The way he shrank when I looked at him was proof enough. But nothing could quench my thirst for blood at the moment. With Remi’s revelation festering in my skull, infecting every second, every breath—I was a ticking bomb, waiting to detonate.
“Tell me what he did to warrant being brought to me.”
Angelo held the unmarked door open, the dark stairwell illuminated only by bare overhead bulbs. We descended into the soundproofed wet room, another one of my playgrounds.

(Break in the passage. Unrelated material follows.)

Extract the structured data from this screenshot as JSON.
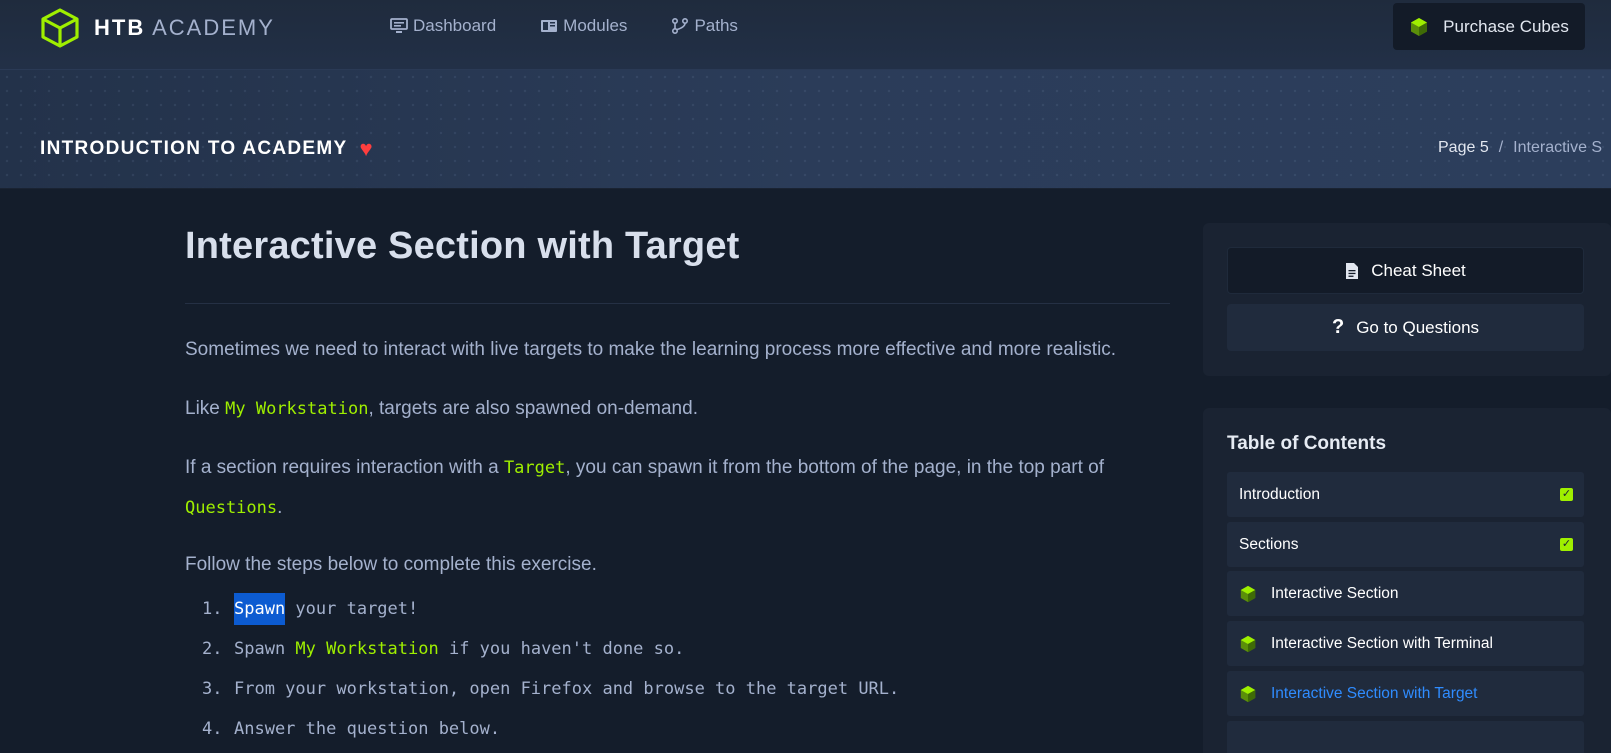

A single metal chair sat in the center, the base roughly cut out above the drain. My eyes raked over the white tiles, stained with age and blood. The air was thick with the stench of sweat, desperation, and death. I inhaled it like the breath of life.
My fingers itched to peel flesh from bone. The monster inside me snarled against its cage, tasting death. We both hungered for it. To take life, feel it slip away and drown in the power.
“He came into Nocturne intoxicated, but Palo let him in?—”
My gaze snapped to him, I stopped dead and the flinch that wracked his body was satisfying—but not enough. “Why would he do that?” My voice was a low, guttural snarl. “We have rules.”
Angelo raised his hands. “Palo said the guy had been in before, never caused an issue.”
My patience thinned. I stalked toward the back wall, my fingers grazing the array of implements neatly fixed in place. Blades. Hammers. Clamps. Chains. Each one had a purpose. Each one could tell a thousand stories.
“Why was he willingly allowing known Gallo associates inside?”
“T-that I can answer.”
He stepped back as I plucked a serrated blade and a hammer from the wall. Then I reached for the box of wood splinters and laid them out carefully on the metal table.
Angelo cleared his throat, voice wavering. “The guy—Stephan—tried to push MDMA. Unsuccessfully. But before we could get to him, he started screaming that the Gallos were coming. That the DeMarcos were going to fall.”
My fingers tightened around the handle of the serrated blade. I had heard enough. In the blink of an eye, I had Angelo pinned against the wall. The teeth of the blade bit into his skin, pressing just enough for pinpricks of red to bloom.
“What. Else?”
Angelo swallowed hard, forcing the blade deeper into his throat. “He—he attacked one of the girls.”
Not unusual. Customers paid for the privilege. Nocturne had its own cleaning crew for this reason. They doubled as bouncers until the situation required something messier.